One must also believe that the creation of an album like "Rainy Day Music" ought to feel like a real shot in the arm, as well as a significant source of pride for the group - especially after the lukewarm reception it received for the previous Bob Ezrin-produced "Smile" album. But The Jayhawks haven't become such toughened survivors by wasting time worrying over a few bad album reviews.
"We are (proud of "Rainy Day Music")," admits Perlman. "But we're also proud of every record we've made. Our fans or the critics may disagree, but we think that every record we've put out is pretty special."
And where critics might say that "Rainy Day Music" is better than the group's prior effort, Perlman will only admit that it's at least different.
"I can tell you what makes it different, and that's the fact that we sort of stripped it down and didn't put a lot of instruments on it and didn't beat the songs into the ground.

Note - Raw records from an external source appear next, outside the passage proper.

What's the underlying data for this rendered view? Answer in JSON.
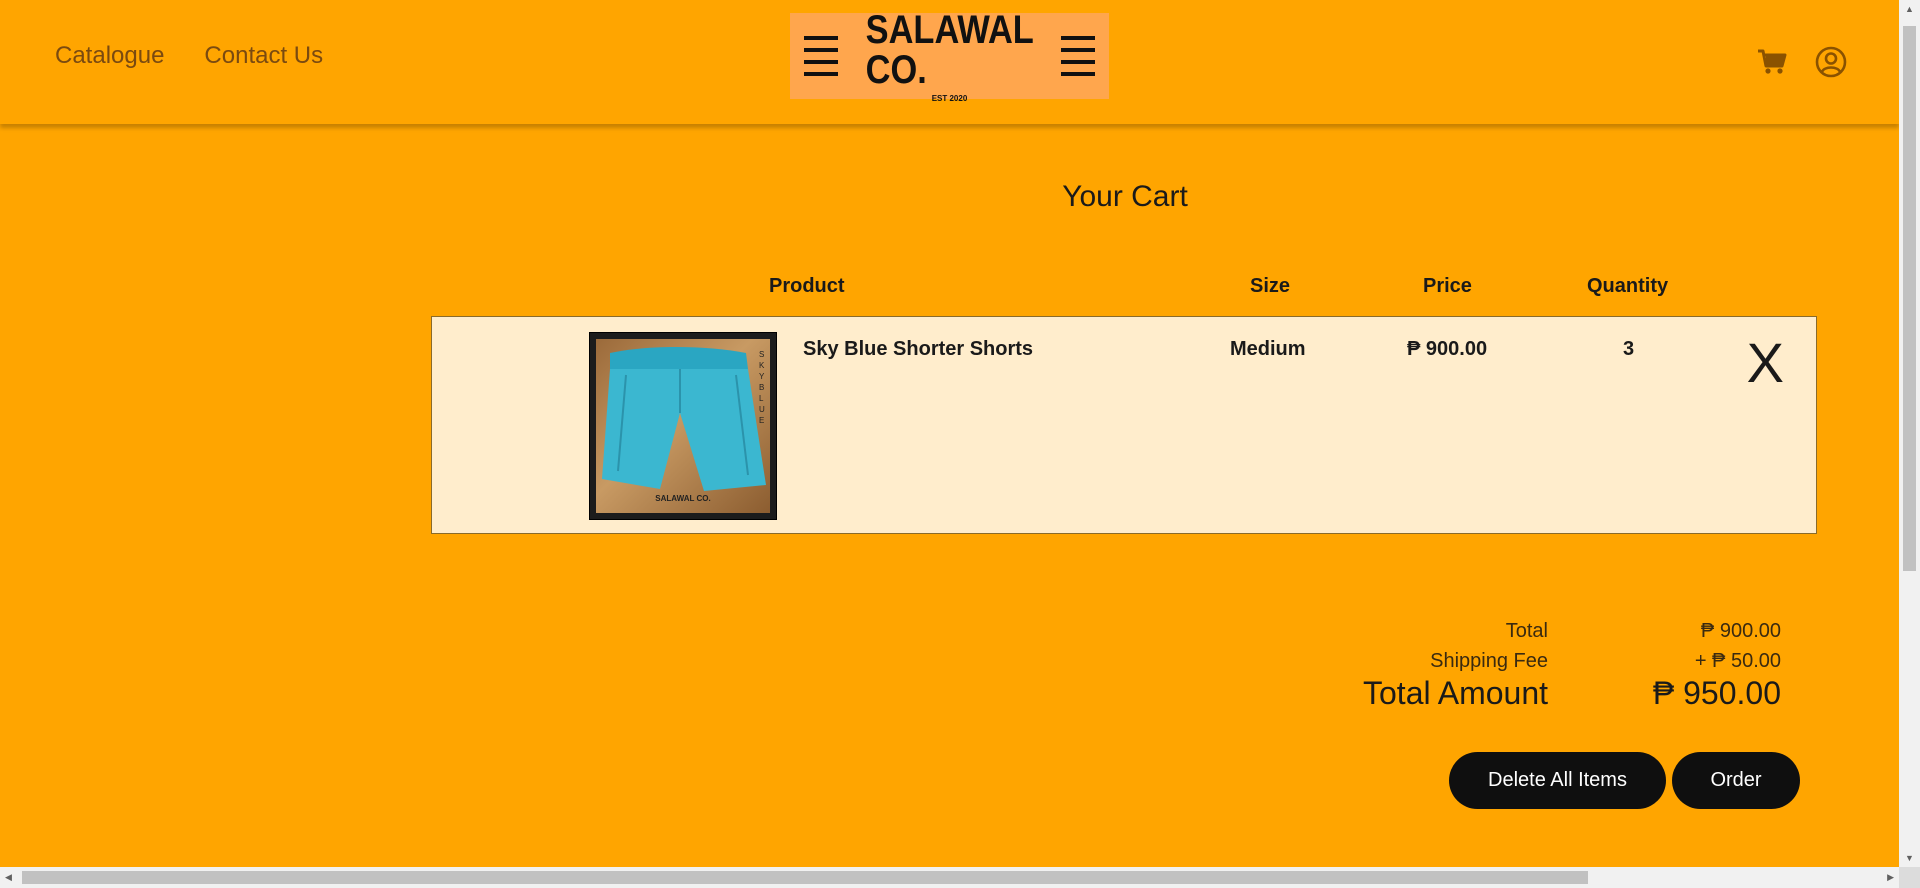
{
  "nav": {
    "links": [
      "Catalogue",
      "Contact Us"
    ]
  },
  "logo": {
    "name": "SALAWAL CO.",
    "est": "EST 2020"
  },
  "header_icons": [
    "cart-icon",
    "user-circle-icon"
  ],
  "cart": {
    "title": "Your Cart",
    "columns": {
      "product": "Product",
      "size": "Size",
      "price": "Price",
      "quantity": "Quantity"
    },
    "items": [
      {
        "name": "Sky Blue Shorter Shorts",
        "size": "Medium",
        "price": "₱ 900.00",
        "quantity": "3",
        "remove": "X",
        "image_label": "SALAWAL CO.",
        "image_side_text": "SKY BLUE"
      }
    ]
  },
  "summary": {
    "total_label": "Total",
    "total_value": "₱ 900.00",
    "shipping_label": "Shipping Fee",
    "shipping_value": "+ ₱ 50.00",
    "amount_label": "Total Amount",
    "amount_value": "₱ 950.00"
  },
  "actions": {
    "delete_all": "Delete All Items",
    "order": "Order"
  },
  "colors": {
    "background": "#FFA500",
    "row": "#FFEDCC",
    "button": "#0f0f0f",
    "logo_bg": "#FFA64D",
    "shorts": "#3BB7D0"
  }
}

And that's maybe different than records we've done in the past. But it doesn't make it any more special for me than any other record we've done in the past."
Perlman will probably always remember the recording of this project as a relatively enjoyable experience. But then again, when making an album only requires a few short weeks, who wouldn't enjoy such a brief period of studio labor?

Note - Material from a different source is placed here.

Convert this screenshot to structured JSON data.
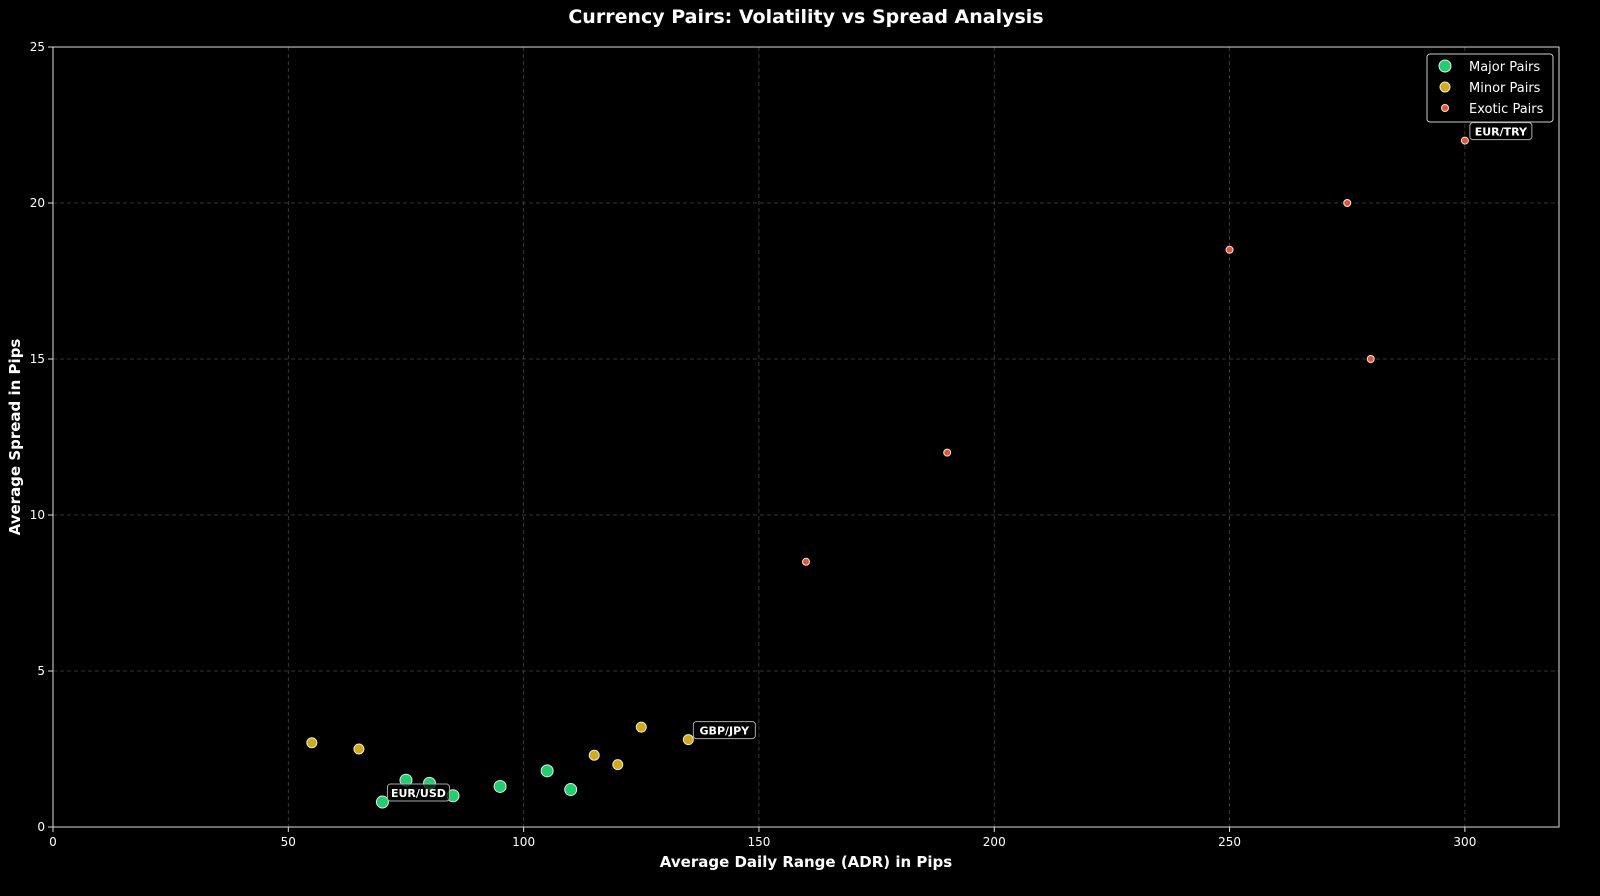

"It felt easy, and it was satisfying," he says. "It was quite painless. That's the word I like to use to describe it. Personally, I wasn't as involved in it as were Tim and Gary. They were there for the entire period of the recording, and I was only there for the first couple of weeks. Once we got the bass and the drums done, I went home, which made it even more painless. Once I finished my bass parts, they were done. They didn't need me to fix them. We did the bass and the drums and some of the acoustic guitars first. And since I don't really sit around the studio unless I'm doing something, I got on a plane and went home."
Perlman may not have been in the studio for every waking moment of the recording, yet he still contributed one of its most significant songs. The words of "Will I See You In Heaven" wonders philosophically if the song's storyteller will see a friend who has passed on, once he too reaches heaven. And like "Come To The Water"- and in an indirect way, like "Stumbling Through The Dark" - this track is one of this album's more spiritual moments. Oddly enough, it was not even written specifically for the project.